В 1922 году датский режиссер и актер Бенджамин Кристенсен создает гротескную фантасмагорию «Ведьмы. Колдовство сквозь века», в которой дьявол (в исполнении самого постановщика) являет полную противоположность оперному Мефистофелю из «Сатанинской рапсодии». Это не утонченный князь тьмы, а черт из народного лубка — мохнатый, похотливый и заставляющий ведьм во время шабаша целовать себя в задницу. Изобретательно сделанная, остроумная картина Кристенсена, основанная на настоящих показаниях «ведьм» из протоколов инквизиции, была, наверное, последним произведением, детально воспроизводящим низовое, простонародное представление о страшном. С возникновением в кинематографе движения немецкого экспрессионизма станет уже невозможно отделить традицию элитарного, поэтического страха от сенсационного аттракциона монстров. С этого момента они существуют неразрывно; и мы, анализируя конкретное произведение, можем говорить лишь о преобладании той или иной традиции.

Никогда более фантастическое кино не сможет отделить прекрасное от безобразного, радикальный эстетизм декаданса от бульварной сенсационности романов-фельетонов. Но этот синтез и обеспечит причудливую поэтику хоррора на протяжении всего последующего столетия.

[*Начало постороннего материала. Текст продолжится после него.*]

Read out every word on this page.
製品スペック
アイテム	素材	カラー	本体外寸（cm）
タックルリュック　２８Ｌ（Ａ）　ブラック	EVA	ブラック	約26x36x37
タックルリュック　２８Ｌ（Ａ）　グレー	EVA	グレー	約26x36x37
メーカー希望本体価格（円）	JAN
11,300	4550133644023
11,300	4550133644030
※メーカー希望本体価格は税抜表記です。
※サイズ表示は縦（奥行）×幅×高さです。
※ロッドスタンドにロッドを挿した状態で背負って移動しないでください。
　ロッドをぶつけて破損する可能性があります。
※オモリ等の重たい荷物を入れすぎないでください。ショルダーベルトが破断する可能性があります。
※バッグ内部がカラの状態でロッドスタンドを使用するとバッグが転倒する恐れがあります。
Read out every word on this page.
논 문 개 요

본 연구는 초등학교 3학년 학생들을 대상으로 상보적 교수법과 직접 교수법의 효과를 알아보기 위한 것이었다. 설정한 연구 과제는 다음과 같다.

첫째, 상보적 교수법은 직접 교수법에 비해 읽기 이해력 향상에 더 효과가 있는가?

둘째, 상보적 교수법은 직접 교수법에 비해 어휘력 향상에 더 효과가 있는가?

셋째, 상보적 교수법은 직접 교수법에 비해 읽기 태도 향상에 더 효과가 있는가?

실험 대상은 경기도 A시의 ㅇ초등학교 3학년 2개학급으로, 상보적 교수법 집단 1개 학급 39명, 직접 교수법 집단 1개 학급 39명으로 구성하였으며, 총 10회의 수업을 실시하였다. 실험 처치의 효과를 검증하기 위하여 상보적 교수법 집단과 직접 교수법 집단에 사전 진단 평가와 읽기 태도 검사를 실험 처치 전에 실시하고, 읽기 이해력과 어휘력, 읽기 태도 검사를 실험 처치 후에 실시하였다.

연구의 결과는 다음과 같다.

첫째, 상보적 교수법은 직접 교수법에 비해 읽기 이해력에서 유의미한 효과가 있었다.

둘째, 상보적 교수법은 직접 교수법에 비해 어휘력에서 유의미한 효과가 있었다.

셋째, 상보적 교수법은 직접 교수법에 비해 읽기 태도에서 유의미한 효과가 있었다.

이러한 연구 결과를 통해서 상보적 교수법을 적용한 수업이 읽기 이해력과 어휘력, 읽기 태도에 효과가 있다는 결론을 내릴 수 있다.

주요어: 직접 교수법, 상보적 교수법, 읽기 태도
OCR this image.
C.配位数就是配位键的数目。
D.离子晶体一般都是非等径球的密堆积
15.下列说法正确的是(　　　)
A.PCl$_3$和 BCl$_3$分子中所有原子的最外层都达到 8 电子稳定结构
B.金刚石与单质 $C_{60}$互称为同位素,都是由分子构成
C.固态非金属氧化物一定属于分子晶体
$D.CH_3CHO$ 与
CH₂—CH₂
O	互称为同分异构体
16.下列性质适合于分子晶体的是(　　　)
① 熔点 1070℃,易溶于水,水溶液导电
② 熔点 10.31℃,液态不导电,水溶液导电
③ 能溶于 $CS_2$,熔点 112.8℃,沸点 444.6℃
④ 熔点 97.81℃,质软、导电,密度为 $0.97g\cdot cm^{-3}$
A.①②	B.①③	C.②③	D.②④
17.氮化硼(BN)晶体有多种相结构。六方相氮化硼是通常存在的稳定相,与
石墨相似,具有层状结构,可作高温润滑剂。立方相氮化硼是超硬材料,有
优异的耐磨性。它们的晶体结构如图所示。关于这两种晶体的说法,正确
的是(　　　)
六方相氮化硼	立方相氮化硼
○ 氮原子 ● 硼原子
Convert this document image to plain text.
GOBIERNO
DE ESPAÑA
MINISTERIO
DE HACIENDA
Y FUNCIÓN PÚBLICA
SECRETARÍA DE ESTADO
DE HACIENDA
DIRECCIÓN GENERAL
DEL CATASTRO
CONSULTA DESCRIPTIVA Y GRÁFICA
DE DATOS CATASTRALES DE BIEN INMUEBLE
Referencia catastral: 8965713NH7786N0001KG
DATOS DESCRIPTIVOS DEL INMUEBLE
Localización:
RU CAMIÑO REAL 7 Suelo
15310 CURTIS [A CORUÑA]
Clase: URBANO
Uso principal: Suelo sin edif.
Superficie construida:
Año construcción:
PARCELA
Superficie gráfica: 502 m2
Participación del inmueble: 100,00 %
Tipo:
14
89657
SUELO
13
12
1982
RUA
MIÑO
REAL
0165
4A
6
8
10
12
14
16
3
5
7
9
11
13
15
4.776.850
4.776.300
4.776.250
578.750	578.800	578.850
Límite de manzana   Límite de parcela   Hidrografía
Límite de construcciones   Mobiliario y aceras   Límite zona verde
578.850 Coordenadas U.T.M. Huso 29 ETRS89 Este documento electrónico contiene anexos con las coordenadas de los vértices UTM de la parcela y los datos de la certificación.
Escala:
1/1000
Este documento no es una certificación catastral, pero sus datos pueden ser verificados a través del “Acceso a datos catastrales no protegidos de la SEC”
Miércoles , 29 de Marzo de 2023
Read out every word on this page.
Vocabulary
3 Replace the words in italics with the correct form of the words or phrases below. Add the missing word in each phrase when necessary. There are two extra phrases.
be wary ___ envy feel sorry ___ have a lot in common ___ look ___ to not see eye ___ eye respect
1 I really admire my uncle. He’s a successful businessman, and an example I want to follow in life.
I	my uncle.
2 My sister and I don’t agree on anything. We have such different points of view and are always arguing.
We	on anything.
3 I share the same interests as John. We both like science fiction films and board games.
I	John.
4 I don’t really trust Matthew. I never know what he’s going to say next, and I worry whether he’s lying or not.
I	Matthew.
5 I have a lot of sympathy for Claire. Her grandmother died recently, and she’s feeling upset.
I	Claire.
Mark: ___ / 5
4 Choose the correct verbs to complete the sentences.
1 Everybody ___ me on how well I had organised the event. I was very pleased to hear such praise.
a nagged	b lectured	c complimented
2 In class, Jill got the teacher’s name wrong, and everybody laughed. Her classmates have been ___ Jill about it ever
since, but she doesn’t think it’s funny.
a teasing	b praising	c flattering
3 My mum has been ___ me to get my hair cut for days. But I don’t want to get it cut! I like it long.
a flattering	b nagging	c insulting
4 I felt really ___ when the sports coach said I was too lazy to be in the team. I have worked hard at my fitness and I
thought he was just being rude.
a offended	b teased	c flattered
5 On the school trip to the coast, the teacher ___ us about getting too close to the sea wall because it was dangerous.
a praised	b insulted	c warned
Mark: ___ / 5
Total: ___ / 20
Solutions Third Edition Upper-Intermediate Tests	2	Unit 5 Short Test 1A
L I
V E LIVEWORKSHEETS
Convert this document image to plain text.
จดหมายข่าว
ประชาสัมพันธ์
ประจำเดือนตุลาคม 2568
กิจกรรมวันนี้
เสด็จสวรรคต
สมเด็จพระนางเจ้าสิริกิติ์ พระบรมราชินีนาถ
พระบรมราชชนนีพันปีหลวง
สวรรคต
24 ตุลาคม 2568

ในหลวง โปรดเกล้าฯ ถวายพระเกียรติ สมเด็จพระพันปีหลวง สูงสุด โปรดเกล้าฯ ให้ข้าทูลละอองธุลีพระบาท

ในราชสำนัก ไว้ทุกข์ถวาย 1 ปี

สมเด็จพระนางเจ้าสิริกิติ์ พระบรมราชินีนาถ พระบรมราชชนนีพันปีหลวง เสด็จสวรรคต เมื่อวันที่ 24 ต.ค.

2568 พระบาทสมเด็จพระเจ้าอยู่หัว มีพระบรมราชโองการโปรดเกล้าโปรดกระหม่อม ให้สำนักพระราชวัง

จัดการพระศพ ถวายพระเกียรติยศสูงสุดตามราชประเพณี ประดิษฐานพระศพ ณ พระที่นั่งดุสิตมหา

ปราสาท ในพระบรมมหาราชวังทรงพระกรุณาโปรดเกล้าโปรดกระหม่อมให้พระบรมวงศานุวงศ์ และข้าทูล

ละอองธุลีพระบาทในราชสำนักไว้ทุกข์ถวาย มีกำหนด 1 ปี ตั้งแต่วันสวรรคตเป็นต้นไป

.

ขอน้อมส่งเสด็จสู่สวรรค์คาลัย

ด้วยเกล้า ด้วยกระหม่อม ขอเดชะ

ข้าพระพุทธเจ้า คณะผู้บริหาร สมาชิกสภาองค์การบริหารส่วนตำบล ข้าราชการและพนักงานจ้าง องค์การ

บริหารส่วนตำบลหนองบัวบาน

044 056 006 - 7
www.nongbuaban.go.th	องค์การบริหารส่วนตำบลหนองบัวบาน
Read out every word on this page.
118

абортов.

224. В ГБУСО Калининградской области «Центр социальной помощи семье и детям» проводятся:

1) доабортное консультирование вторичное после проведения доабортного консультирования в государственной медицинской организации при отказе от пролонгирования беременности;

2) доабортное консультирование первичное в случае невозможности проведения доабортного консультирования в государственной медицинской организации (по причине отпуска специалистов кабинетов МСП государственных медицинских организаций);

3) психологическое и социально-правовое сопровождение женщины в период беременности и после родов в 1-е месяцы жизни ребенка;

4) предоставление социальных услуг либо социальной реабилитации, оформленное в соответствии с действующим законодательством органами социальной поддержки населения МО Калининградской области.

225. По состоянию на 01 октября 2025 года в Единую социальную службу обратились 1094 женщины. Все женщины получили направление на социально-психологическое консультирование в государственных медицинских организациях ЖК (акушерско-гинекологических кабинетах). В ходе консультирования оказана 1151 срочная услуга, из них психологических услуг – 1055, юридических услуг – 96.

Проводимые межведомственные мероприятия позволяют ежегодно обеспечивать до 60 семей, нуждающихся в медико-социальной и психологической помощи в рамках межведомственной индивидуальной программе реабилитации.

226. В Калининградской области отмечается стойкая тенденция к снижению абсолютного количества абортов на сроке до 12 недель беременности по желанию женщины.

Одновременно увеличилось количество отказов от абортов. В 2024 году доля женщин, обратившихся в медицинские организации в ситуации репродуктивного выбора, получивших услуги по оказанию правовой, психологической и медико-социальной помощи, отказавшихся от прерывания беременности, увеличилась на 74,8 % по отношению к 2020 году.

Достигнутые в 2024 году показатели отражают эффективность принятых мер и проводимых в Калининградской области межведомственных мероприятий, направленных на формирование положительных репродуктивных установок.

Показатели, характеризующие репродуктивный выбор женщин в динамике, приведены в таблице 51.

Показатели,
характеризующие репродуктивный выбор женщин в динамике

Глава 2. Немецкий фильм ужасов: кинематограф после «конца света». Первый этап развития американского хоррора. Разница между понятием «жуткого» в Европе и Америке. Введение новой редакции Кодекса Хейса в 1934 году и его последствия для американского фильма ужасов

Центральную роль в становлении фильма ужасов как жанрового, формульного произведения сыграл немецкий кинематограф 20-х годов. Берлин в промежутке между Первой мировой войной и приходом к власти нацистов являл собой причудливое и впечатляющее зрелище. Самый свободный город Европы, «мировая секс-столица», место встречи художников, писателей и музыкантов со всего мира — так описывают сегодня Берлин эпохи Веймарской республики его исследователи. Со своими многочисленными театрами, оркестрами, кабаре и ночными клубами, с полным отсутствием цензуры и свободой нравов, этот город действительно притягивал к себе творческих людей из разных стран, ехавших туда в поисках вдохновения и новых впечатлений. Но одновременно Берлин был городом, раздираемым идеологическими и социальными конфликтами, страдающим от нищеты, безработицы и колоссальной инфляции, утраты базовых ценностей и нравственных ориентиров. Поражение в Первой мировой войне и последовавшая за этим гражданская война лишили немцев почвы под ногами. То, что еще вчера казалось незыблемым — вроде кайзера, восседающего на троне — обратилось в прах. Установление Веймарской республики не спасло ситуацию: у немцев не было опыта жизни в условиях демократии; политическую свободу многие воспринимали как анархию и хаос, в которых лучшие черты германского характера — самоотверженность, честность, трудолюбие, дисциплинированность — оказывались ненужными и даже вредными. Точнее всего мироощущение немцев той эпохи можно передать фразой из «Вечного человека» Г. К. Честертона: «Конец света уже наступил, и хуже всего было то, что свет никак не кончался».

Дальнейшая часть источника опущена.